Replace all 4 capacitors, two of them are 1000uF at 16V and the other two are 470uF at 16V, all radial types. Try and get capacitors with the highest operating temperature, at least 105 degree types and remember these are polarised, make sure you connect the capacitor + wire to + on the circuit board. You should have no problems with re-assembly but don't put the wrong screw where the short ones went or you are liable to see it come out of the screen LOL! Most important - - Don't forget the screw holding the earth tag to chassis. Good Luck, you will be amazed how much brighter the screen is now!

http://www.fixya.com/Uploads/Images/232EAE6.JPG

Raven
11-08-2008, 09:31 PM
heh heh heh


http://i25.photobucket.com/albums/c66/ravenob1/SaltyBuger.jpg

UserRemoved1
11-09-2008, 04:49 AM
yea I should have those at the house or definitely something that will work there. Those are filter caps in the dc power supply section meant to filter the AC ripple out of that diode bridge next to them. Typically if the top of the caps is bulging it means they've been hit with a higher voltage than they are rated for. I would not be so concerned about a slight bulge as I would be a shorted cap or leaky (electrically) that would eff that up. Easy nuff to test them anyways.

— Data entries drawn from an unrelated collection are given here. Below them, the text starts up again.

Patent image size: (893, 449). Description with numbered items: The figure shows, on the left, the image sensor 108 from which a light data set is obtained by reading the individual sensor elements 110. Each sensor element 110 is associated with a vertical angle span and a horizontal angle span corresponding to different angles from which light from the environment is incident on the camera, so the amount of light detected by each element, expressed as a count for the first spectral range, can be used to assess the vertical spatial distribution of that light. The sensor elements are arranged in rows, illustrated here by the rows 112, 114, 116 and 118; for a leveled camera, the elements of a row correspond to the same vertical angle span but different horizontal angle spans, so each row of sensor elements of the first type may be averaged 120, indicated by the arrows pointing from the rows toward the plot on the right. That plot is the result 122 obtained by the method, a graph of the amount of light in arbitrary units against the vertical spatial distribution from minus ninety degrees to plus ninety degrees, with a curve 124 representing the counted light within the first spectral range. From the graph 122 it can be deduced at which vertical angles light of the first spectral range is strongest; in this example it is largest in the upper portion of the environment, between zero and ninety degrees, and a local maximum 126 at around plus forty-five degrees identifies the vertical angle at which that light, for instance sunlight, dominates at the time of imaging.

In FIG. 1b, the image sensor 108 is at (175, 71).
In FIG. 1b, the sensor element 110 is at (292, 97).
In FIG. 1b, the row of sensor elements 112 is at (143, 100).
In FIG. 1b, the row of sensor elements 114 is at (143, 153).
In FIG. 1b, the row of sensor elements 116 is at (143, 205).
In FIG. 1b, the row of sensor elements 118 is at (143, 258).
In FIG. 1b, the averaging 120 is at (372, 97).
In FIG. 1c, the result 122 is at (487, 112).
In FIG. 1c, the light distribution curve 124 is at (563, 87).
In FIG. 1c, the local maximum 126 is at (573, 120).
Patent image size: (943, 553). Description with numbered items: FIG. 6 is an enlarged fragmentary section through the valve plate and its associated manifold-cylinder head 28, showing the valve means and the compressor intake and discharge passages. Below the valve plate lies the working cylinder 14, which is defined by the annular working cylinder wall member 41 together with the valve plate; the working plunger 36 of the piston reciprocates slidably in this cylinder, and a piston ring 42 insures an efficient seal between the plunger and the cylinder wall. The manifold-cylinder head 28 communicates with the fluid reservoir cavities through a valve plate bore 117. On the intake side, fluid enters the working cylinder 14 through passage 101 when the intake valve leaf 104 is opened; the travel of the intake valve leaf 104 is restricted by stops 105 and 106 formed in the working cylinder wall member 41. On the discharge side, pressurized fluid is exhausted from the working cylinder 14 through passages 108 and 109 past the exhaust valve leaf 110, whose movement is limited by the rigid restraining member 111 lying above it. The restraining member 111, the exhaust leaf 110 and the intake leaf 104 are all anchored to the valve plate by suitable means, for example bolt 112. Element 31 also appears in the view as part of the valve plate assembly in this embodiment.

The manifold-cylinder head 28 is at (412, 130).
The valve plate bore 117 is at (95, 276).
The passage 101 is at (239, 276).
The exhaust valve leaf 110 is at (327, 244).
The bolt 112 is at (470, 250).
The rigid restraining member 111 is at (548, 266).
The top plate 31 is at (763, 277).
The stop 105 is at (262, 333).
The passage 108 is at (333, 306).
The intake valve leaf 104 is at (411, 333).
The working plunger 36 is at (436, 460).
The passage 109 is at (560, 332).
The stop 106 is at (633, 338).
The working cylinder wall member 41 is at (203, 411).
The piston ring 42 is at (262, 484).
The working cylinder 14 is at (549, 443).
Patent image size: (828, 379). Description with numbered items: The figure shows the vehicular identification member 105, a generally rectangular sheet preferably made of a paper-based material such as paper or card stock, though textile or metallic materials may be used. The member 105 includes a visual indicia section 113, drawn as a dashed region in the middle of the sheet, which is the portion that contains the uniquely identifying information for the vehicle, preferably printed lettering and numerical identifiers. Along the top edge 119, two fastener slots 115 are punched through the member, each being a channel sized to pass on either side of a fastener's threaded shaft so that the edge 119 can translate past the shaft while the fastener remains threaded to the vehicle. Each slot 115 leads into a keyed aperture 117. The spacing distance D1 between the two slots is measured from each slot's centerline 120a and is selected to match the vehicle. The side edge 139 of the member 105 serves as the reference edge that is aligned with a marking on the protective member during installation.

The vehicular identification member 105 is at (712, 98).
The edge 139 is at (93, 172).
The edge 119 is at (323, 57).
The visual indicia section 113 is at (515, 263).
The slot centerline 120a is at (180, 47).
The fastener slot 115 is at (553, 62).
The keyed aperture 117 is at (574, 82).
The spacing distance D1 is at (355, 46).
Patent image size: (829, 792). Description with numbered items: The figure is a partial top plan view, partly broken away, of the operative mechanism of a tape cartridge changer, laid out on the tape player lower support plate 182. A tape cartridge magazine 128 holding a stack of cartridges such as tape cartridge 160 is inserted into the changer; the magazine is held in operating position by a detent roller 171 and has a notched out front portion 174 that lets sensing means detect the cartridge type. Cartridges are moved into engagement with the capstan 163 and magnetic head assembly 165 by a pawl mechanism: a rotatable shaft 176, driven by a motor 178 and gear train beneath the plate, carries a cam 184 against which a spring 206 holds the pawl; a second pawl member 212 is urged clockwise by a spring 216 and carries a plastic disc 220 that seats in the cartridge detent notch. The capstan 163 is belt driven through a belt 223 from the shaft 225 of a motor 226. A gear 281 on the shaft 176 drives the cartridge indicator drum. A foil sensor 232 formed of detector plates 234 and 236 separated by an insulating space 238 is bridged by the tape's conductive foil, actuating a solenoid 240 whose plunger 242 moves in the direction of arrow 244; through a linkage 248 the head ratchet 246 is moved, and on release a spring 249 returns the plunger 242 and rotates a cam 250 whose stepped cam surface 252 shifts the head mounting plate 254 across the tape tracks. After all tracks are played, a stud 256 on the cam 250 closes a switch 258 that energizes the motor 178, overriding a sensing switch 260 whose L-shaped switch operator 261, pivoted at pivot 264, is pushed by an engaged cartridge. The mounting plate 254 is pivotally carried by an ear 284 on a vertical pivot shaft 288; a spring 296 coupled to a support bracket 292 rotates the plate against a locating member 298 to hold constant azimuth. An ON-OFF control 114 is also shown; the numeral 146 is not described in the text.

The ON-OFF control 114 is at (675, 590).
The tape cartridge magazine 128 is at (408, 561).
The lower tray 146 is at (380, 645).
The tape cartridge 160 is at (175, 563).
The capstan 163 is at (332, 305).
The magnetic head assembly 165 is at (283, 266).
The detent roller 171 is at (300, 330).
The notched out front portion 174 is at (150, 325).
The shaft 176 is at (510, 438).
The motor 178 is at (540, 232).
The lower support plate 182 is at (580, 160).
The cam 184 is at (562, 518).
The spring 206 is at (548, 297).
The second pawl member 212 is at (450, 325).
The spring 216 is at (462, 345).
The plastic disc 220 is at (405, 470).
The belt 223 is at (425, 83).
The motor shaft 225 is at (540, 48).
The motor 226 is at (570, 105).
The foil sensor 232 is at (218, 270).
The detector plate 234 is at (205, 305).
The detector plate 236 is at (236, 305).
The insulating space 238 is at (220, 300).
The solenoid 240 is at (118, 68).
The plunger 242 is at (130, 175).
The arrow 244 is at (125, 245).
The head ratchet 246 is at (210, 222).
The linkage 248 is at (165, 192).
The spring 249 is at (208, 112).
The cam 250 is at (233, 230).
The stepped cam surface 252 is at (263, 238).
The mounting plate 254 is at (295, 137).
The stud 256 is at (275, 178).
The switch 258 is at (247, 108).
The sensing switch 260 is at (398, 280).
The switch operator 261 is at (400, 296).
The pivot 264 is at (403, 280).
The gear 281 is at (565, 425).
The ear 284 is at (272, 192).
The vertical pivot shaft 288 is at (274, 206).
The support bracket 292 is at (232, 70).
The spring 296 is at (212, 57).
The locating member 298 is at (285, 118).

Years ago we used to initiate the new guy by plugging a few of them into his bench ac strip so when he turned his bench on it went KABLOOIE :D They don't like AC :hee:

Hey I got to pickup a couple of kick presses in Cranston this afternoon how bout you meet me there and give me an extra pair of hands to load then we can go back to uxbridge and we'll fix that? Bring all you need to run it and we'll hook it up to a pooter there.

UserRemoved1
11-09-2008, 04:57 AM
I read that link John and what they say makes complete sense. If I don't have the caps also there's a rat shack up the road about 4 miles but i'm pretty sure I got all that stuff they're pretty standard values. Size will probably be the most important consideration.

JohnR
11-09-2008, 06:41 PM
Scott - you da man! Going to put it back together tonight :btu:

UserRemoved1
11-09-2008, 07:15 PM
Hey glad we were able to find it John. Salty's LCD Repair...hmmm :D

naaaaaa

BobT
11-10-2008, 09:45 AM
Hay Scott........fixing is fine but what caused them to blow? How the tooth?